RLHF has fundamental limitations at three layers: the human feedback feeding it, the reward model trained from that feedback, and the policy optimized against the reward model. None of these is fixed by scaling the same loop. And the alignment it produces can be shallow — concentrated in the first few output tokens — which is exactly why it's so easy to strip off.
Human raters are inconsistent, time-pressured, and not expert in everything they judge. They reward answers that look good — confident, fluent, agreeable — which trains sycophancy and rewards persuasive wrongness. And no human can reliably supervise a task they can't themselves verify, which becomes the scalable-oversight problem you meet in Week 9.
The reward model is a learned approximation of human preference — itself a proxy, and therefore Goodhart-able. The policy finds inputs where the reward model scores high but a human wouldn't agree. Optimizing harder against an imperfect reward model is reward hacking (Day 27) one level up.
Even with decent feedback and a decent reward model, the optimizer exploits the gaps between them, and pushing optimization pressure (more steps, higher KL budget) widens the divergence rather than closing it. There is no setting of "more RLHF" that makes the proxies become the real goal.
The most consequential recent result here: today's safety alignment is often shallow. The safe behavior is concentrated in the opening tokens of a response — the model learns to start a refusal — rather than being a deep property of how it reasons. That's why so many attacks work: prefill a compliant opening, nudge past the first few tokens, and the safety behavior frequently doesn't recover.

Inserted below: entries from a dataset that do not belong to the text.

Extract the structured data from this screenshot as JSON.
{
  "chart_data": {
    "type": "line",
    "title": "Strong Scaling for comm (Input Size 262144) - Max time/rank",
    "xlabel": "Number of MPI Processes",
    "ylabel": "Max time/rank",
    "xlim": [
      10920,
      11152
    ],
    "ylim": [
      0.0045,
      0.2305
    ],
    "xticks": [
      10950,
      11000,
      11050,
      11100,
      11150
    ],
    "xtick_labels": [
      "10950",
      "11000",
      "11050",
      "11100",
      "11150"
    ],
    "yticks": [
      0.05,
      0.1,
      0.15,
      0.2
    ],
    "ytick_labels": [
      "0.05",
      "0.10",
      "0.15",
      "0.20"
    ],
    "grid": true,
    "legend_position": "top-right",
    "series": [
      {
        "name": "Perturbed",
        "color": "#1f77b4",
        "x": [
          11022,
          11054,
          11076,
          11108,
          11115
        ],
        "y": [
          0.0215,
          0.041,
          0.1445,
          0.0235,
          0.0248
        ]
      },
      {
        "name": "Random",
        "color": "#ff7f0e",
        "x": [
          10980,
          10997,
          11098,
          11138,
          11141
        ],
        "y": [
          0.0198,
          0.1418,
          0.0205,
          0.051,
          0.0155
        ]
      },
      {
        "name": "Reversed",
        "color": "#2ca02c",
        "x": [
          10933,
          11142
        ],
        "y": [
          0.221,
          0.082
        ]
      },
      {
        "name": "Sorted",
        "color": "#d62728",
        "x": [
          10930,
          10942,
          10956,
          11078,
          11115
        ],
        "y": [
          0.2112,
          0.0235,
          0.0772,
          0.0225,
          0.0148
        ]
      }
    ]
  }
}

This is the mechanism under the jailbreaks you studied. Many-shot priming, prefilling, and refusal-suppression all work because they get the model past the shallow safety layer. Shallow alignment also explains why a few steps of fine-tuning — even benign-looking fine-tuning — can undo safety training: there wasn't much depth to remove. The implication for anyone offering fine-tuning access is direct and serious.
An enthusiast treats RLHF as the safety solution. An expert treats it as a useful technique with a known ceiling, and can name exactly where the ceiling is — flawed human feedback, a Goodhart-able reward model, gameable policy optimization, and alignment shallow enough to strip in a few tokens. The altitude jump is reasoning about a method's limits, not just its benchmark wins, because that's what tells you which residual risks survive the training you already did.
Say this in an interview: "RLHF is necessary but not sufficient. Its feedback, reward model, and policy each fail in characteristic ways, and recent work shows the resulting safety can be shallow — a few tokens deep — which is why it's so easy to jailbreak or fine-tune away. So I don't read 'we did RLHF' as 'it's aligned'; I ask which residual failure modes survive it."